"Three guesses!" he said. "And all of them correct. We go down and play we're in the Navy. And I.... Oh my gosh, Freddy! Look! That rotten bum plastered our radio and knocked it haywire. That means our signal's stopped going out over the air. And that means that the navy ships and planes will come a-running, and there's not a raider or a U-boat within miles of here, I bet."
Freddy looked blank for a moment. Then he threw back his head and roared with laughter.
"What a lad, what a lad!" he finally cried. "Yes sir, one in a million. Sure the planes and ships will come a-running. But won't it make you feel good to be picked up instead of floating around until you sink?"
Dave grinned and gave a little shake of his head.
"Yes, I guess it will at that," he said. "But, heck, once we crashed the signal would have stopped, and they'd have come anyway. But darn it, I don't like this, Freddy. Not even a little bit. I've got a funny feeling that Manners didn't think of this possibility at all."
"What do you mean by that crack?" Freddy exclaimed as he saw the look on Dave's face.
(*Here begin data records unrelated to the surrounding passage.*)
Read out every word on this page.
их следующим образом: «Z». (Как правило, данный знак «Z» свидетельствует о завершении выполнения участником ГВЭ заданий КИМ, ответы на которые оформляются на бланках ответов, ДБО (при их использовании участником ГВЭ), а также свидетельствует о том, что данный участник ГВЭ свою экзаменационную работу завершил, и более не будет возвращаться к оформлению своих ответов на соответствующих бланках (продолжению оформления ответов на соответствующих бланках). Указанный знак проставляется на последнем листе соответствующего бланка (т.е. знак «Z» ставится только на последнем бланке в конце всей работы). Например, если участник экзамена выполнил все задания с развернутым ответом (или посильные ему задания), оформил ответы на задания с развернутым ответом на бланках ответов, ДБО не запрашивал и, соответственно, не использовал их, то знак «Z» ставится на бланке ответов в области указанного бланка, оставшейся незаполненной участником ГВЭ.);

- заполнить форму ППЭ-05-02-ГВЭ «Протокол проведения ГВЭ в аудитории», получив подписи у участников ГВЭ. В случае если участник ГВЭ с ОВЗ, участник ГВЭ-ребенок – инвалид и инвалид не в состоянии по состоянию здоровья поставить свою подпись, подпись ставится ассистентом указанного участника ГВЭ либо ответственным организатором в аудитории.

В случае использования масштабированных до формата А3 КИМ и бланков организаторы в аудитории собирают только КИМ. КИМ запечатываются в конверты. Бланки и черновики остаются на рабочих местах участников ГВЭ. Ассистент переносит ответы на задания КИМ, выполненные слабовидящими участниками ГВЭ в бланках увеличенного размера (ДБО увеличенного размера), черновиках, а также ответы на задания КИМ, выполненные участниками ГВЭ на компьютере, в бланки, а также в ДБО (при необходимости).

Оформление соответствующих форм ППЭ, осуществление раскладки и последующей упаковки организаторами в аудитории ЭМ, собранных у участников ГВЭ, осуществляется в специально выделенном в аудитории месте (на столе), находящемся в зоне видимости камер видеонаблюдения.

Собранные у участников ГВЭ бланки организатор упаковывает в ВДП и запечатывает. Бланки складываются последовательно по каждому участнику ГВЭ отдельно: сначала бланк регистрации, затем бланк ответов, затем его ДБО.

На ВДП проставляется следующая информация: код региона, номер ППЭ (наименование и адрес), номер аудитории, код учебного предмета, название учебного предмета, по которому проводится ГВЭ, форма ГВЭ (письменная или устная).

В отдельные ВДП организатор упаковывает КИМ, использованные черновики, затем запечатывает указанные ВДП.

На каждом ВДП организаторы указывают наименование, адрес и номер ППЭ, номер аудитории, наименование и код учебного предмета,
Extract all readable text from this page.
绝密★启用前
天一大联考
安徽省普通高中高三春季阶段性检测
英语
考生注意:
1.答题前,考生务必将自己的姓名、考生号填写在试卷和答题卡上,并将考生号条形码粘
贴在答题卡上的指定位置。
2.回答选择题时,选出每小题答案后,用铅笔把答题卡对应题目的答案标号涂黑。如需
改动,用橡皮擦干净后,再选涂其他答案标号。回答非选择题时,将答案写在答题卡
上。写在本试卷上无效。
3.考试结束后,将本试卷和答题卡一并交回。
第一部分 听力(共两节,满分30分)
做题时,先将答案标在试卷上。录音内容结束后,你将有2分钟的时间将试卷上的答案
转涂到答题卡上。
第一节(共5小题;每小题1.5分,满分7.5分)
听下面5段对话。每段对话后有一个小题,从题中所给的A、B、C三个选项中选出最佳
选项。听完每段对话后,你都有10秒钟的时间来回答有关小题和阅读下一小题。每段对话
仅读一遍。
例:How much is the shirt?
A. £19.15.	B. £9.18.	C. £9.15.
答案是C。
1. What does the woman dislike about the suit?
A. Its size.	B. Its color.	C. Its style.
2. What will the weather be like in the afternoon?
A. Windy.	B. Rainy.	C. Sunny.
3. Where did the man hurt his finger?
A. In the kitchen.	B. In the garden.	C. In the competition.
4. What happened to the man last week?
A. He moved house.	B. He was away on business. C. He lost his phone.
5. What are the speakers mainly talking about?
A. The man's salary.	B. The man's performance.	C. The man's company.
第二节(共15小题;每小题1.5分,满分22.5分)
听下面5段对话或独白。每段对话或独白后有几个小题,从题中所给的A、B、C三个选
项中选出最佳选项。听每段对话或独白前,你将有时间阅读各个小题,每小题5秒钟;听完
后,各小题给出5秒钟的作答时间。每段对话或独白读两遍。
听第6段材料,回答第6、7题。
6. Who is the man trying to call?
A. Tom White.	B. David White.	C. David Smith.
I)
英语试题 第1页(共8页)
The Yank R.A.F. ace slowly raised a hand and pointed ahead and toward the east. Freddy looked in that direction, gulped, but said nothing. About a mile away and just beneath the surface of the water was the tell-tale shadow of a submarine. It was slowly coming to the surface, and as the boys watched it they saw that it was a Nazi U-boat. Just a lone Nazi U-boat in an area where they had been expected to sight ten or fifteen in the company of a powerful surface raider.
Dave slowly turned and looked Freddy in the eye.
"And on second thought I like it even worse," he said. "That U-boat knew that we were coming here. It also knew that a Fairey Swordfish was going to shoot us down. Catch on to what I mean?"
"No, I don't quite follow you," Freddy said with a worried shake of his head.